Avvenire.it, 1 giugno 2017

L’IMPERO DELLA CRITICA

Abbiamo già ragionato qui sulle buone e sulle cattive notizie. I media fanno gran parte del lavoro, tenendo in prima info ad alto grado di angoscia. Ma senza la nostra attiva collaborazione il giochino non funzionerebbe.
Ci sono giornalisti pistaroli del male che se per caso si imbattono in qualcosa che funziona, minimizzano e scartano con fastidio. Fastidio che spesso risuona in chi legge: sperimentato anche di recente.

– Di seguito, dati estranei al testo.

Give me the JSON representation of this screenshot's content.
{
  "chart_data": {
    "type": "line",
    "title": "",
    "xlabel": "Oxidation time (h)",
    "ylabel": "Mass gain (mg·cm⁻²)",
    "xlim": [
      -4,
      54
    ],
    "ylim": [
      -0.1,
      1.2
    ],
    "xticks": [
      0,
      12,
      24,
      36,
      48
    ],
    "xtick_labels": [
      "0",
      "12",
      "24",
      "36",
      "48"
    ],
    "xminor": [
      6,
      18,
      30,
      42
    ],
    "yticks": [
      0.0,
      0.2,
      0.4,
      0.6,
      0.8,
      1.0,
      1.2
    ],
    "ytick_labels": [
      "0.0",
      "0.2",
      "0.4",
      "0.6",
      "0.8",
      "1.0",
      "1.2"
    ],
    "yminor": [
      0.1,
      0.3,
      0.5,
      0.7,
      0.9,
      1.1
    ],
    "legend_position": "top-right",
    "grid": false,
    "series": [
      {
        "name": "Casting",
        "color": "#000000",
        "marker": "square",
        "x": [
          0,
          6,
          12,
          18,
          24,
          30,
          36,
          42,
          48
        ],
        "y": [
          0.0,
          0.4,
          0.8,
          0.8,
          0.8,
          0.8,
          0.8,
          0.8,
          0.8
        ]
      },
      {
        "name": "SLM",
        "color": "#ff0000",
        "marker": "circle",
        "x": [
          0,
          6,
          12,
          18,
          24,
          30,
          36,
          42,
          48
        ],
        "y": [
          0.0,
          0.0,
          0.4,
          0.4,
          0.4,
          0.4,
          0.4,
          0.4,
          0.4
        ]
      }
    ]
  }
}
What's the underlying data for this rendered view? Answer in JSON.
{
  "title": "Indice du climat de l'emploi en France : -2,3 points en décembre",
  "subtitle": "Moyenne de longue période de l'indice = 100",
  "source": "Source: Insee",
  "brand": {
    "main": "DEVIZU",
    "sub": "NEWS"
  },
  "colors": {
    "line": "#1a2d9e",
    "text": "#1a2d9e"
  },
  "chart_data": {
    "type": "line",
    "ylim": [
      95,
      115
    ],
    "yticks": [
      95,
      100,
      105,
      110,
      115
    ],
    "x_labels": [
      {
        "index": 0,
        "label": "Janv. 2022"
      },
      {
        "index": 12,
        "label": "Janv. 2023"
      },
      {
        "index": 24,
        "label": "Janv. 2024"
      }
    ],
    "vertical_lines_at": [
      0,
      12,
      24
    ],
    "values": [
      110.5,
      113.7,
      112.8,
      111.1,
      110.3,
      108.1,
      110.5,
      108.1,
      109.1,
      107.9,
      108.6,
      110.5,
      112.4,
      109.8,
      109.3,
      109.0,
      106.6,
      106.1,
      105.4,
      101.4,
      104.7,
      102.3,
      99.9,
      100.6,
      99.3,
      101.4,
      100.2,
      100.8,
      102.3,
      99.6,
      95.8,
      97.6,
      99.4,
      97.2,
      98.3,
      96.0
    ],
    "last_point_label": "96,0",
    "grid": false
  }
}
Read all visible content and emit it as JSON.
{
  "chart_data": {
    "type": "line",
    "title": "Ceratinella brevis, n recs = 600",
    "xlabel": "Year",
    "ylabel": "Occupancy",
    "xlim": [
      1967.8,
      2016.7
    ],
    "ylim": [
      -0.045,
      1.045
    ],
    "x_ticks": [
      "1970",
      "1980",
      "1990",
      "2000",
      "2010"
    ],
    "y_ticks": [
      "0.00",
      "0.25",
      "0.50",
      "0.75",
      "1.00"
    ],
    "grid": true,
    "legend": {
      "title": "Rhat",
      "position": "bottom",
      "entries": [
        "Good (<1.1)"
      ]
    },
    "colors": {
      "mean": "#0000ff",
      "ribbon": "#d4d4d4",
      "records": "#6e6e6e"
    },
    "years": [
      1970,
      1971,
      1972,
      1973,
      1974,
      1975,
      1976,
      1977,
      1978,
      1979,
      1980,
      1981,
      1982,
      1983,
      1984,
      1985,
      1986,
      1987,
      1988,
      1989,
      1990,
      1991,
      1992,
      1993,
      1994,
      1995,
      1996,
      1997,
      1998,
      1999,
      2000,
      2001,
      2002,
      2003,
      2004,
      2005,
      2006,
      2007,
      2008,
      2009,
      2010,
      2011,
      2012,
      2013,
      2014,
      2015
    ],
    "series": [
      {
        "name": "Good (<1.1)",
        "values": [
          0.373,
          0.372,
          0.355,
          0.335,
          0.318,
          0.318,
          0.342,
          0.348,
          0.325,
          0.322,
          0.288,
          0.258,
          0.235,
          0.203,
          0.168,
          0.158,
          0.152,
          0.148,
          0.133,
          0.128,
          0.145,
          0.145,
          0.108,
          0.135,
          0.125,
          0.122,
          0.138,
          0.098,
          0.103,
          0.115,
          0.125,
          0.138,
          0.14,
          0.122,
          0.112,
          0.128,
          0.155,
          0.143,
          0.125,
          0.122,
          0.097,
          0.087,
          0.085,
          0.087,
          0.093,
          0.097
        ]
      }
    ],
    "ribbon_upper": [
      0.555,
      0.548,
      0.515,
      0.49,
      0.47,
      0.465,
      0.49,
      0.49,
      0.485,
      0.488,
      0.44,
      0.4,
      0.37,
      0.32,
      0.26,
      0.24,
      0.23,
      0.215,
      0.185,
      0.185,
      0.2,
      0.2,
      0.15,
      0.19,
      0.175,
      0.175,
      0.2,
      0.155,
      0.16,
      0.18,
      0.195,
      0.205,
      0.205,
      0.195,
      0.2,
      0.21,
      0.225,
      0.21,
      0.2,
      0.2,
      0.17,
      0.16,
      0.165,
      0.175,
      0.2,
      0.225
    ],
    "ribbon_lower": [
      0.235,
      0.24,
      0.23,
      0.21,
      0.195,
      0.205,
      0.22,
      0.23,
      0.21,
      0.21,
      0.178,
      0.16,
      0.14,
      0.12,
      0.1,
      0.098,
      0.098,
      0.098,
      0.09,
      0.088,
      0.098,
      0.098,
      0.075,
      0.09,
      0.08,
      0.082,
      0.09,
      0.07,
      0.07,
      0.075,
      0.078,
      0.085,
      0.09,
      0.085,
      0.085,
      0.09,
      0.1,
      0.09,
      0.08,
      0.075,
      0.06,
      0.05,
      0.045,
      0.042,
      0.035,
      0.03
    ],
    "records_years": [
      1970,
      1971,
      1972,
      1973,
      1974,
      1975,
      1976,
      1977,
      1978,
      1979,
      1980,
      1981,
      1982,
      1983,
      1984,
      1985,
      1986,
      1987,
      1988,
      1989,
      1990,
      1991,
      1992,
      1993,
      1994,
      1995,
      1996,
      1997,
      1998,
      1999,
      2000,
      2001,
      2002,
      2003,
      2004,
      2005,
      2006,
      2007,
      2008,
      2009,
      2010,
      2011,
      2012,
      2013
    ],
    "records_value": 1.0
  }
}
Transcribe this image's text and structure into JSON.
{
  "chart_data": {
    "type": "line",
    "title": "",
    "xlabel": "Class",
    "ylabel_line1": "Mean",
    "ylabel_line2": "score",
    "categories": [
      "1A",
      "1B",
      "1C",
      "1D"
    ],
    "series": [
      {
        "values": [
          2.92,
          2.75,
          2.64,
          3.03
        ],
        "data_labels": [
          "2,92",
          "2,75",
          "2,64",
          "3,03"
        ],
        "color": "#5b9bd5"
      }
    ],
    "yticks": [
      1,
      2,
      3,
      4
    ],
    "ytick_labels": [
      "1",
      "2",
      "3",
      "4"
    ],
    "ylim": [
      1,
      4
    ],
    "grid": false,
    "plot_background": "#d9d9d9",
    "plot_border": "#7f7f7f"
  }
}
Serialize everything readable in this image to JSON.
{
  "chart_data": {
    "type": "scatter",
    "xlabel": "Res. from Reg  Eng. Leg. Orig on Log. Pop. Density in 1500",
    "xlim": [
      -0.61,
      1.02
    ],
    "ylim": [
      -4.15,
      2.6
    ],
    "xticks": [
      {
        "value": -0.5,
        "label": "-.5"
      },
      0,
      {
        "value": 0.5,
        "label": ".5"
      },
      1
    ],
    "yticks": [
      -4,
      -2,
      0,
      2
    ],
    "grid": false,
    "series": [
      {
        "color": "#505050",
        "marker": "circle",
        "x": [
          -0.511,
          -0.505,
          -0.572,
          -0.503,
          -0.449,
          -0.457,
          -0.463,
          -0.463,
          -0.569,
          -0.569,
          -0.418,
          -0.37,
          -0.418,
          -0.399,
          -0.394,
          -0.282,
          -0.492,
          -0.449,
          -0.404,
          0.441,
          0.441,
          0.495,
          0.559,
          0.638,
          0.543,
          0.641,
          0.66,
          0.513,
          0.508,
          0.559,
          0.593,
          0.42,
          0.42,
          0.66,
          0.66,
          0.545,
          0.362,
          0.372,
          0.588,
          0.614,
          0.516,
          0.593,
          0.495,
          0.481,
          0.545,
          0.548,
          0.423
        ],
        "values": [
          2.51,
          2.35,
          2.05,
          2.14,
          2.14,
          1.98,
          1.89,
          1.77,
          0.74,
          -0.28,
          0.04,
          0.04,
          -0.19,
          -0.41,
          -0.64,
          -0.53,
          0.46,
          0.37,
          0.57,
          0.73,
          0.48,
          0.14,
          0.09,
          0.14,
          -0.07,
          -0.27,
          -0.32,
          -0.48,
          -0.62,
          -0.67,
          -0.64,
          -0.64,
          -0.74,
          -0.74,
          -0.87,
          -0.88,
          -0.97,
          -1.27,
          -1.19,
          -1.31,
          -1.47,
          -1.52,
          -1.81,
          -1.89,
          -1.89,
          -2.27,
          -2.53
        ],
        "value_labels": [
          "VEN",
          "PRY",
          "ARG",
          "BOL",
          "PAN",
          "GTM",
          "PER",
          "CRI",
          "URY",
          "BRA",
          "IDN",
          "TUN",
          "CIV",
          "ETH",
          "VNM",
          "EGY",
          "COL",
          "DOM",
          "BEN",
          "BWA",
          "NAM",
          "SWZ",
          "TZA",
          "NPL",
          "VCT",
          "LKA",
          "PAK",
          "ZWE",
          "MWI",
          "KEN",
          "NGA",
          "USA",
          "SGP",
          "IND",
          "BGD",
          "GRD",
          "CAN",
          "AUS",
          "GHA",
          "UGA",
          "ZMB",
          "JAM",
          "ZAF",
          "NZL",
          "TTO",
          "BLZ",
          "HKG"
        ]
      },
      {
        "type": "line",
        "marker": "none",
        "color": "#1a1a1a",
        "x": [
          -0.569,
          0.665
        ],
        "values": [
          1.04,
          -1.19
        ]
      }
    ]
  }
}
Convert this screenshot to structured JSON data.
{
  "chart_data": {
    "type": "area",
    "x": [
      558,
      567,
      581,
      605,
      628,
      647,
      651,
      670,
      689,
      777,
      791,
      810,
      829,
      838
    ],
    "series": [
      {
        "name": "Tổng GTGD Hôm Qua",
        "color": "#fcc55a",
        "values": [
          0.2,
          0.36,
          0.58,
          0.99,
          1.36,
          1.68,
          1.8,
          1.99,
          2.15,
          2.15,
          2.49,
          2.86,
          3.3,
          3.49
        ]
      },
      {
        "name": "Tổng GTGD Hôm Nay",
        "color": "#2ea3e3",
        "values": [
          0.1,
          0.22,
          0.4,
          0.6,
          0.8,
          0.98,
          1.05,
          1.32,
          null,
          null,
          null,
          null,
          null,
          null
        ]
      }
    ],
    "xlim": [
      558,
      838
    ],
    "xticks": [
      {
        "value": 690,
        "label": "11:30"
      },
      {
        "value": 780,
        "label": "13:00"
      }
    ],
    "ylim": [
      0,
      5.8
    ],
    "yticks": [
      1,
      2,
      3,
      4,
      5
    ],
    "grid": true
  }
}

Una certa città è riuscita a recuperare buona parte dell’evasione locale. Processo virtuoso che potrebbe condurre a una riduzione delle tasse. Piccola ma ottima notizia, un filo da seguire. Sui social parte la battaglia dei “se” e dei “ma”. I numeri vengono passati al vaglio, sminuzzati, scaravoltati. Cosa c’è sotto il tappeto? Dov’è l’imbroglio? Niente. Semplicemente si è cambiato metodo di riscossione e it works, funziona. Forse la cosa potrebbe essere riprodotta su scala più larga, con beneficio per tutti.
Che cosa temiamo di perdere rinunciando anche per un attimo al nostro sguardo torvo e sospettoso? Dov’è l’ostacolo alla fiducia? Che cosa ci fa resistere alle buone notizie, rendendoci ipersensibili al flauto del «tutto va male» e sordi a ogni altro suono, per quanto flebile?
Questione di identità, probabilmente. Credere di esistere e consistere solo nell’Impero della Critica, esercitando il piccolo potere della sfiducia e della rabbia.